Is psoriasis a risk factor for cardiometabolic disease in women?

October 8, 2019

It is well established that psoriasis is associated with cardiometabolic disease, though the reason why remains unclear. This study followed pregnant women and mothers with psoriasis over an 11 year period to gain insight into the link between the immune-mediated skin disease and cardiometabolic disease.

It is well established that psoriasis is associated with cardiometabolic disease, though the reason why remains unclear. It is thought that the systemic inflammation linked to the immune-mediated skin disorder may lead to accelerated atherosclerosis, insulin resistance and, eventually, cardiovascular diseases, such as stroke and heart attack.

RELATED: The psoriasis – Type 2 diabetes connection

Recently, researchers led by Christoffer Blegvad, M.D., used the Danish National Birth Cohort to explore the association between psoriasis and cardiometabolic disease in pregnant women and mothers. Of the 85,000 mothers from the cohort, 2,435 reported having psoriasis (2.9%). The study authors used statistical analysis to reduce confounders such as age, body mass index (BMI) and smoking.
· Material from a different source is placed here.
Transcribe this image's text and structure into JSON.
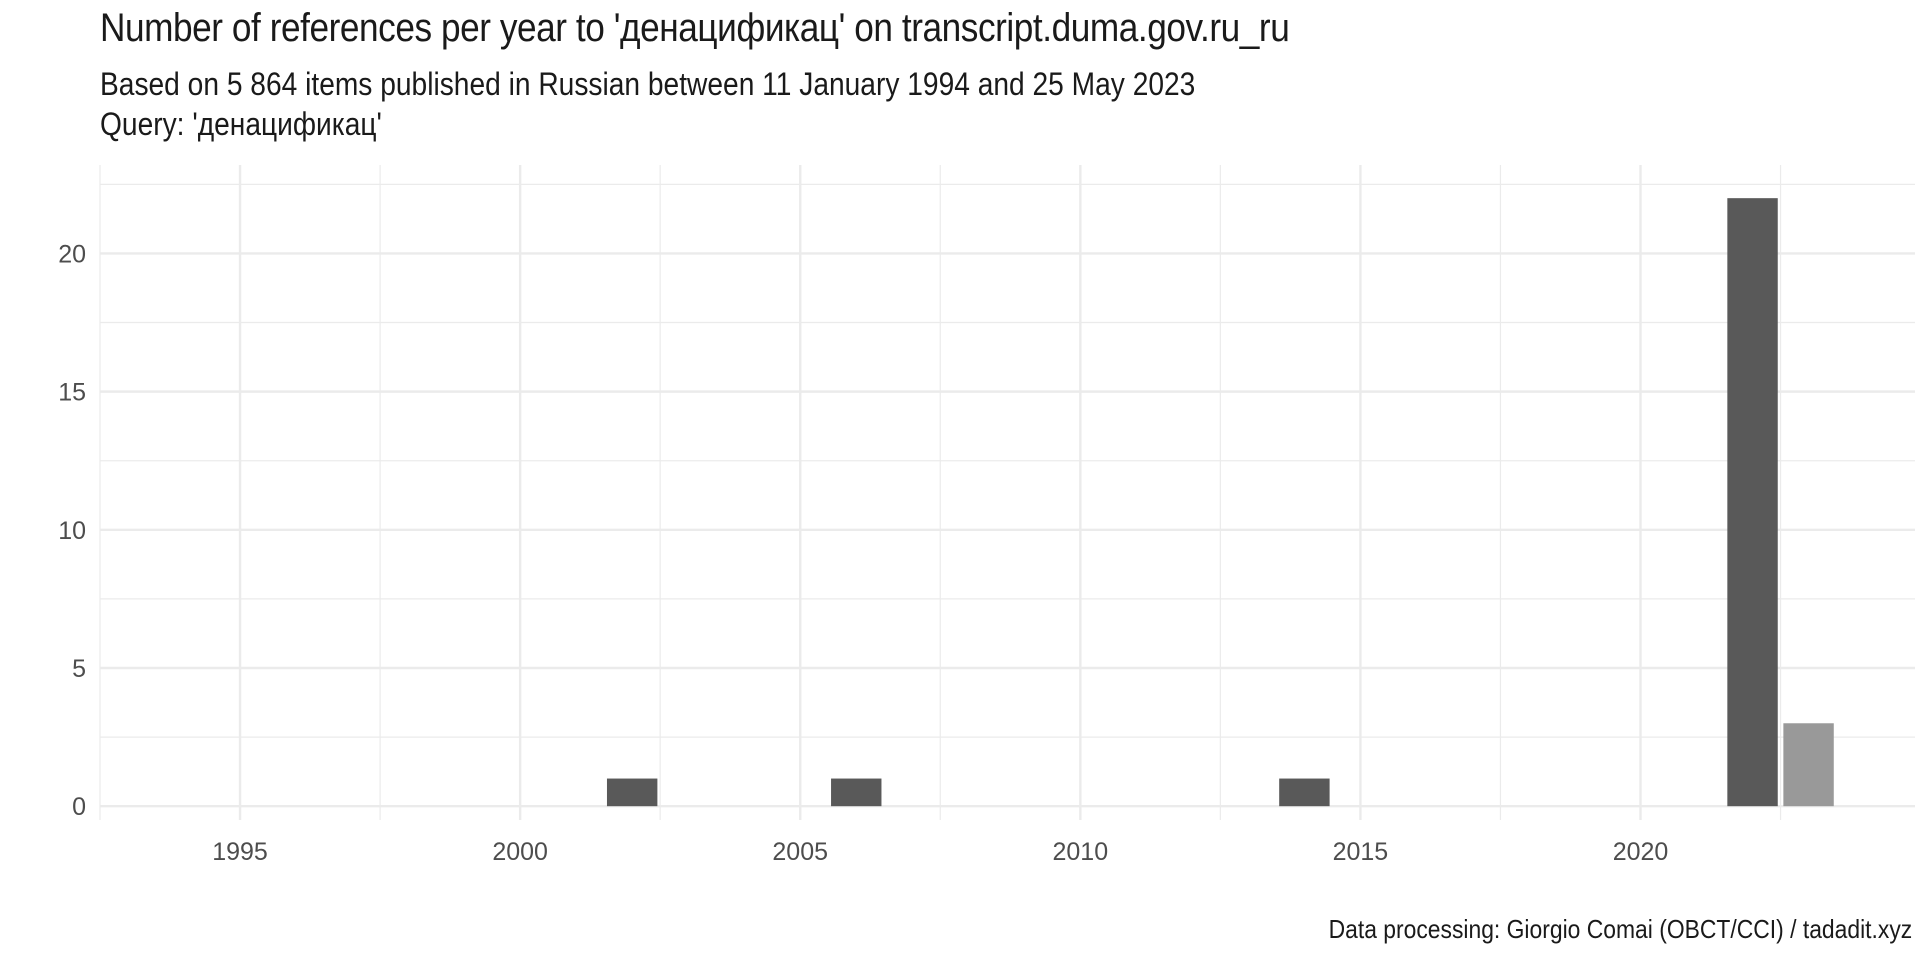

For more information on the study methods, click here.

The women with psoriasis were found to have the following associated the comorbidities:

Subgroup 1: Self-reported cardiometabolic disease:

  • Hypercholesterolemia was significantly associated with psoriasis even after adjusting for confounders (adjusted OR 1.31; 1.01–1.70).

  • Hypertension was not associated with psoriasis (adjusted OR 0.95; 0.76–1.19).

  • Type 2 diabetes mellitus was not associated with psoriasis (BMI <25 and >25 adjusted OR 0.60; 0.15–2.44, 0.94; 0.45–1.94 respectively).

  • Metabolic syndrome was not associated with psoriasis (adjusted OR 0.93; 0.55–1.58).

Subgroup 2: Hospital-diagnosed severe psoriasis:

  • Hypercholesterolemia showed a strong association with psoriasis (adjusted OR 2.71; 1.41–6.41)

  • Hypertension was not associated with severe psoriasis (adjusted OR 1.12; 0.44–2.87)

  • Metabolic syndrome did not show an association with severe psoriasis (adjusted OR 4.63; 1.38–15.47).

This study adds to the growing literature linking cardiometabolic disease and psoriasis. In this study, however, dyslipidemia was the only cardiovascular risk factor that remained elevated after adjusting for age, smoking and BMI. Suggesting that other cardiometabolic morbidity is mainly associated with traditional risk factors.

RELATED: High blood pressure risk in psoriasis, psoriatic arthritis

The take home message of this study is that, in this large retrospective Danish cohort, cardiometabolic disease was common in patients with psoriasis. When adjusting for BMI, smoking and age, hypercholesterolemia was associated with psoriasis. However, more patients in the psoriasis cohort were also smokers and had elevated BMIs increasing the risk of cardiometabolic disease.

In practice, patients of all ages who suffer from psoriasis should have traditional cardiometabolic risk factors addressed. This includes diet, exercise and smoking cessation. Furthermore, psoriasis patients should be evaluated for hypertension, diabetes and dyslipidemia and treated accordingly.

References:

Blegvad C, Nybo andersen AM, Adam A, et al. Psoriasis as a Predictor of Cardiometabolic Comorbidity in Women: A Study Based on the Danish National Birth Cohort. Acta Derm Venereol. 2019;99(3):274-278.